«l’antisèche» sur internet… ou la triche «payante» !

Publié le 06 mars 2009 par Kamizole

Je ne saurais dire si cela «paiera» à tous les coups… en termes de résultats scolaires… Parce que tricher ou se faire aider, à la maison ou sur un site internet, c’est une chose, reproduire la même performance pour un devoir sur table et a fortiori le jour d’un exam, c’est une autre paire de manche !

Quoiqu’il en soit, je n’ai même pas été surprise de voir plusieurs articles consacrés à ce sujet… Nous vivons à l’heure du marché et des margoulins, lesquels sont toujours à l’affût dès qu’il y a de l’oseille à se faire.

Comme le dit Stéphane Boukris, le promoteur du site : «S’il y a une demande, c’est qu’il y a un marché»… tiens, donc ! Je n’y aurais même pas pensé toute seule… Rien d’étonnant d’apprendre qu’il sort d’une école de commerce : chez ces gens-là, tout est marché : payant !

Il y a plus de 15 ans que je subodore qu’un jour ils poursuivront en justice pour «concurrence déloyale» les associations bénévoles de soutien scolaire voire les particuliers qui aideraient les enfants des amis ou du voisinage. Nul doute que dans la même foulée ils ne poursuivent, «papier bleu» à la main, les sites de soutien gratuit.

C’est la logique même des choses quand toute «demande» devient systématiquement objet de commerce. C’est la loi, non pas «du marché» en soi – qui a toujours existé, fût-ce sous la forme du troc - mais bien de la «société de marché» totalement axée sur les échanges sonnants et trébuchants : plus rien ne doit échapper au commerce. Le mot même de «gratuité» est devenu une incongruité, pire encore que de péter ou roter à table !

Il leur faudra être sacrément «gosse de riche» pour se permettre de «coincer la bulle» pendant que les enseignants – improvisés – sueront sang et eau sur les «colles» qui leur seront soumises.

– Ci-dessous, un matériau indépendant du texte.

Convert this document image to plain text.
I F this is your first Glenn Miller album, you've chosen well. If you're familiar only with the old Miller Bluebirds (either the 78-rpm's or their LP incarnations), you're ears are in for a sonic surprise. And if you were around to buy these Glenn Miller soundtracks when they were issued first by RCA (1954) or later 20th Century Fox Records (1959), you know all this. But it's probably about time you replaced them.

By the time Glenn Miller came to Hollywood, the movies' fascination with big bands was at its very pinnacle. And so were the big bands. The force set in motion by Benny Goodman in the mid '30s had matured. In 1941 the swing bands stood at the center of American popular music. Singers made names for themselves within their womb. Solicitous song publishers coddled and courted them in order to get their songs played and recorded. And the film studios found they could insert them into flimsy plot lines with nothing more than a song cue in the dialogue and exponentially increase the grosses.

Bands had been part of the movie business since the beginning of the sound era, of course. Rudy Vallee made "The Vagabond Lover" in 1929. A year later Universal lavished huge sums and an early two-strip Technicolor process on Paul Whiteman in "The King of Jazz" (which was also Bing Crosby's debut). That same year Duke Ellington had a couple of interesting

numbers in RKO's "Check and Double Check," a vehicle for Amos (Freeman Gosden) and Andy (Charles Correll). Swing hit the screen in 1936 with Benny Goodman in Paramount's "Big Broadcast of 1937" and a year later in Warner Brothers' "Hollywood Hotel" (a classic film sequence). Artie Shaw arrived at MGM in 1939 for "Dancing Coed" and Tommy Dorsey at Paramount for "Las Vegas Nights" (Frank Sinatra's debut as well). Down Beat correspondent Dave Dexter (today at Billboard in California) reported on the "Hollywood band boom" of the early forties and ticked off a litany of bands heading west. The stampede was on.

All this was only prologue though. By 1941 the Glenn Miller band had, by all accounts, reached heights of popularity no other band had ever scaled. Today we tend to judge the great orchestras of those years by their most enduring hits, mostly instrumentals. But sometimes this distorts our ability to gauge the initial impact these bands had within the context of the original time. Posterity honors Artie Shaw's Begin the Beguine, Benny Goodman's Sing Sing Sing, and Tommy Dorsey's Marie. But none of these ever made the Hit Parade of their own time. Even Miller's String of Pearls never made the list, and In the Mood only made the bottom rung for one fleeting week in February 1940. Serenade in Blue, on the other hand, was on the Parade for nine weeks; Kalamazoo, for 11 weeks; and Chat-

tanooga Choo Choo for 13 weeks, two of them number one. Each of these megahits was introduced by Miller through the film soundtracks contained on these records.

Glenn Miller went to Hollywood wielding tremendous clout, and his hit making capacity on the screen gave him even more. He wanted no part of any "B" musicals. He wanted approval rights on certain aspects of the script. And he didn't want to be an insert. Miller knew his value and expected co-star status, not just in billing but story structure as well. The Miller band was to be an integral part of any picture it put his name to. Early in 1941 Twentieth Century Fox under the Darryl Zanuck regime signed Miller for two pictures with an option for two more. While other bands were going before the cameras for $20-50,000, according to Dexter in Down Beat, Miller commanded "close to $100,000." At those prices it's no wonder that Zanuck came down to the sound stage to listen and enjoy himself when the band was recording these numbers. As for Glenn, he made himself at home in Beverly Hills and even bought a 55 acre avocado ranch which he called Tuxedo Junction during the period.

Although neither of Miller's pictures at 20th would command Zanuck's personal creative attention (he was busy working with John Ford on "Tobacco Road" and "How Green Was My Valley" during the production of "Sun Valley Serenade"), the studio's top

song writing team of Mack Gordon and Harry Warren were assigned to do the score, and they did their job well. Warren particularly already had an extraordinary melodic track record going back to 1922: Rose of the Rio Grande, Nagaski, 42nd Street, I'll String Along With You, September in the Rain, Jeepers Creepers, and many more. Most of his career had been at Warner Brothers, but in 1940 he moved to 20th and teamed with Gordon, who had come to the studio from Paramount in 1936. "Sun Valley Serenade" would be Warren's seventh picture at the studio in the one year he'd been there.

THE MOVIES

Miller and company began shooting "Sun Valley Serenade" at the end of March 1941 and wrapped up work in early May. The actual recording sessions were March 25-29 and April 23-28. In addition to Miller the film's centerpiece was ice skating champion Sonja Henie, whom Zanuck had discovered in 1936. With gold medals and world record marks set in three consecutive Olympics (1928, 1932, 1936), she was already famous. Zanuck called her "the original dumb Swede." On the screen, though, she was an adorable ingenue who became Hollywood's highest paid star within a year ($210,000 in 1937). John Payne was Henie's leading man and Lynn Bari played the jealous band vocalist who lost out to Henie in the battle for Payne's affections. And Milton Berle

Pensez donc : 5 euros l’exercice simple ! Les tarifs se corsant en fonction de la difficulté : 10 € le plan détaillé de dissertation d’histoire et jusqu’à 80 euros ! ais-je lu dans le Monde pour «Un exposé complexe comprenant une dizaine de pages et de quoi tenir trente minutes à l’oral»… encore leur faudra-t-il s’en souvenir et avoir bien compris le sujet !

J’ai passé pas mal d’oraux dans ma vie, qu’ils soient de culture générale ou dans des matières plus techniques, juridiques ou autres mais il m’a semblé nettement plus formateur de m’y préparer consciencieusement et sans doute laborieusement.

Le plus souvent en faisant des fiches le plus synthétiques possible (très bonne manière de réviser au demeurant). Il faut croire que ma méthode avait du bon parce que j’arrive à faire remonter des méandres de ma mémoire nombre de souvenirs parfois certes ténus dont je parviens ensuite à retrouver le fil en faisant des recherches.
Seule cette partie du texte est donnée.